Jesus restored us to our relationship with the Father. At the core of our Christian faith is this relationship. It is a relationship of love--God’s love for us and our love for God, with God acting first and unilaterally. “We have come to know and to believe in the love God has for us.” (1 Jn 4:16a). How can we be assured that this mutual love is in place? Well, God’s love is already proven, and so it is up to us to respond in love. How can we be assured that we are with God and He is with us?

It is when we love. “God is love, and whoever remains in love remains in God and God in him.” (1 Jn 4:16b). The one basic identifying characteristic of God is that He is love. God created us out of love. God redeemed us out of love. God will bring us to heaven because of love. If we are children of God, if we are made in the image and likeness of God, if we are to follow in the footsteps of Jesus, then we must love. If and when we do, then God remains in us and we in Him.

This love is manifested in three basic ways.

One, it is accepting that Jesus is our Savior. “Moreover, we have seen and testify that the Father sent his Son as savior of the world. Whoever acknowledges that Jesus is the Son of God, God remains in him and he in God.” (1 Jn 4:14-15). God so loved the world that He sent His own Son Jesus to suffer and die for us. God loved us first. We love Him in return. We recognize His love through the supreme sacrifice on the cross. So we accept Jesus as Savior.

Two, it is looking to the Spirit. “This is how we know that we remain in him and he in us, that he has given us of his Spirit.” (1 Jn 4:13). Jesus won for us our salvation. But we need to work at that salvation in order to finally make it to heaven. It is the Holy Spirit that Jesus sends who enables and empowers us. God the Son who loved us so much that he gave his very life for us is he who promised to be with us until the end of the age, doing so with his Spirit. So we live a life in the Holy Spirit.

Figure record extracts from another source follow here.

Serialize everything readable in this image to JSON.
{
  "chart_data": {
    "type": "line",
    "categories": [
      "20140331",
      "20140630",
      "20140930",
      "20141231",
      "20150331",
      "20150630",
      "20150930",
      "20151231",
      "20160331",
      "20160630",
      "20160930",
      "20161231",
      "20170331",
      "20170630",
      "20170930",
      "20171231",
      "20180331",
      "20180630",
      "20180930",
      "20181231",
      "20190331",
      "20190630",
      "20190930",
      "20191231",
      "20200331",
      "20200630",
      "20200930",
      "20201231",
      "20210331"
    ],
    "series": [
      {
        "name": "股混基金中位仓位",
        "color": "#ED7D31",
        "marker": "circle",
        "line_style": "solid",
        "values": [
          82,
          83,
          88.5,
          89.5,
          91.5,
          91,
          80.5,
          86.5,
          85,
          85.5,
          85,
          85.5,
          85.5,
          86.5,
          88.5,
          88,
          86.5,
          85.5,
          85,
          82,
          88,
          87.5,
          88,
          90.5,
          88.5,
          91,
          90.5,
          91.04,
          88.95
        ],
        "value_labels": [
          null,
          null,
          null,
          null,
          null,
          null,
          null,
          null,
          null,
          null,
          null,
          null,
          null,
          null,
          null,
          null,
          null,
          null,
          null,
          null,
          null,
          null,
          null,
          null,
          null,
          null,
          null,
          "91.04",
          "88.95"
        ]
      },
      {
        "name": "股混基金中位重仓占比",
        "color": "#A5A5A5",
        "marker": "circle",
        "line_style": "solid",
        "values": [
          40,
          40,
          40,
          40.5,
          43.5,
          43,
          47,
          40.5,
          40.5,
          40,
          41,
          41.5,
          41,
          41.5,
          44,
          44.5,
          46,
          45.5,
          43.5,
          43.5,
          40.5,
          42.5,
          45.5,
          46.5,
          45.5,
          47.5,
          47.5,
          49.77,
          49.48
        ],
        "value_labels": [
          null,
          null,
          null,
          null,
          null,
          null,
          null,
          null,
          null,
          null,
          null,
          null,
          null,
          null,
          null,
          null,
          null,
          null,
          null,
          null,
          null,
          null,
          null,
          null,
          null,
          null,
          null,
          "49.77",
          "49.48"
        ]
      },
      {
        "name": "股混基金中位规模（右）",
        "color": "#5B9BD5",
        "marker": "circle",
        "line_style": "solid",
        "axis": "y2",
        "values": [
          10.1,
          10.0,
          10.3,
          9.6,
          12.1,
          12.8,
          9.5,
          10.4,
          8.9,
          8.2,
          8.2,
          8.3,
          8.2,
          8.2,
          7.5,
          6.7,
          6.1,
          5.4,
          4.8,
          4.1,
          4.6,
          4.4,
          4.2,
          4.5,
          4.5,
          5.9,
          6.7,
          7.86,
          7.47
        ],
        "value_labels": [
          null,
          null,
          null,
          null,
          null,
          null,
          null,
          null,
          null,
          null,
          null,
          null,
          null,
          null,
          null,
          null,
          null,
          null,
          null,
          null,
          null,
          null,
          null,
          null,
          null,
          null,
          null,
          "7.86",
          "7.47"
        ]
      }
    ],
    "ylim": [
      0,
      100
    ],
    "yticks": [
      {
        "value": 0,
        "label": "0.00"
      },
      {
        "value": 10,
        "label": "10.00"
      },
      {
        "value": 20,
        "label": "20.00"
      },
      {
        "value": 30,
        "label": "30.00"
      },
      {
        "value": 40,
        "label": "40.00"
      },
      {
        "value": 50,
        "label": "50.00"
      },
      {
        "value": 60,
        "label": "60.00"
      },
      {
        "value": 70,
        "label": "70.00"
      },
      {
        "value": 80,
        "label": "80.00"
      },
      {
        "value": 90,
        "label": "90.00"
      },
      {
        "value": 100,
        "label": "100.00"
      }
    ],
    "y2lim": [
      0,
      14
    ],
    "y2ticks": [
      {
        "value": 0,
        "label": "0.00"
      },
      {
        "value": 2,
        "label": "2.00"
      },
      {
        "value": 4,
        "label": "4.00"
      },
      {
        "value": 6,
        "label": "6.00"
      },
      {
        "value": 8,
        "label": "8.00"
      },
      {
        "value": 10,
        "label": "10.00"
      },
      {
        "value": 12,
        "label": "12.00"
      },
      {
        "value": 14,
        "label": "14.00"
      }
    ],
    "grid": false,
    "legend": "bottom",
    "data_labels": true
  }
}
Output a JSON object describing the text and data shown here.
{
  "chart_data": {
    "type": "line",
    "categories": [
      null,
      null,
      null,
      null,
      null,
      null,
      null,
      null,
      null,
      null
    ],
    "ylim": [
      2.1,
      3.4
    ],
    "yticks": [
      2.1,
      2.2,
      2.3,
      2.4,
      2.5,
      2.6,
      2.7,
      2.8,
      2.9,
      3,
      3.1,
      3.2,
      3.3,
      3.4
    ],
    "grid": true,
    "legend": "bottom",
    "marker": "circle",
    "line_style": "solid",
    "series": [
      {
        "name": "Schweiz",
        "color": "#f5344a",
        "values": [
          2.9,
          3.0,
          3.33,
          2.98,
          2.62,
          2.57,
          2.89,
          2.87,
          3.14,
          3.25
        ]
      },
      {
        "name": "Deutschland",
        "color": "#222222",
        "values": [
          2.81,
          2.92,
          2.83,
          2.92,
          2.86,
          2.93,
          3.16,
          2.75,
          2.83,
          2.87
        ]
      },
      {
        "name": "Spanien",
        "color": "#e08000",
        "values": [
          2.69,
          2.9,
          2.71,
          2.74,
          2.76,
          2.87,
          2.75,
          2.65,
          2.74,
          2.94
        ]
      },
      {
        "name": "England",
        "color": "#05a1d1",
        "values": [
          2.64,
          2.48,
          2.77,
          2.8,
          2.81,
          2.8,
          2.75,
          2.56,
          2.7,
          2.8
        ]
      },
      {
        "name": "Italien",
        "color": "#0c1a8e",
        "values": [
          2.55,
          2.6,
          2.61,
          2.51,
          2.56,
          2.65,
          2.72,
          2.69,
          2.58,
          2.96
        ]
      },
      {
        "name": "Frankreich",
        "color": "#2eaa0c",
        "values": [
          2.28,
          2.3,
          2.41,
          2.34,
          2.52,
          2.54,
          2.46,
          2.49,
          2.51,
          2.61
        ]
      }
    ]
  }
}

Three, it is loving one another. “Yet, if we love one another, God remains in us, and his love is brought to perfection in us.” (1 Jn 4:12b). It is easy and difficult to love God. It is easy because God is lovable. It is hard because we do not see Him, nor interact with Him in the way we do with friends and loved ones. “No one has ever seen God.” (1 Jn 4:12a). But the Trinity is love, and God has already manifested His love for the world in Jesus and the Spirit. Now the manifestation of God’s love in us is our love for one another. “Beloved, if God so loved us, we also must love one another.” (1 Jn 4:11).

Such Christian love for others is very difficult, because people are not always so lovable. But if God’s love is to remain in us, then we must love one another. It is precisely when we strive to love, despite the difficulty, that our love grows, according to the very love of God. “In this is love brought to perfection among us” (1 Jn 4:17a). It is precisely when we love one another that we see the love of God--Father, Son, Spirit--truly at work in us.

When such Trinitarian love is in us, then we know that we are growing to be like God, and we know that we will make it to heaven. As such, “we have confidence on the day of judgment because as he is, so are we in this world.” (1 Jn 4:17b).

Love for others is a great challenge. We could be rejected. We could be hurt. We could be betrayed. But it is right for us to love, because God has loved us. And if the untoward incidents happen, then those would be just more occasions by which we grow in unilateral, unconditional, self-sacrificial love, which is the very love of God for us. Thus we can more and more experience the perfection of our imperfect human love. So we must never be afraid to love. “There is no fear in love, but perfect love drives out fear because fear has to do with punishment, and so one who fears is not yet perfect in love.” (1 Jn 4:18).

Let us strive to be perfect in love.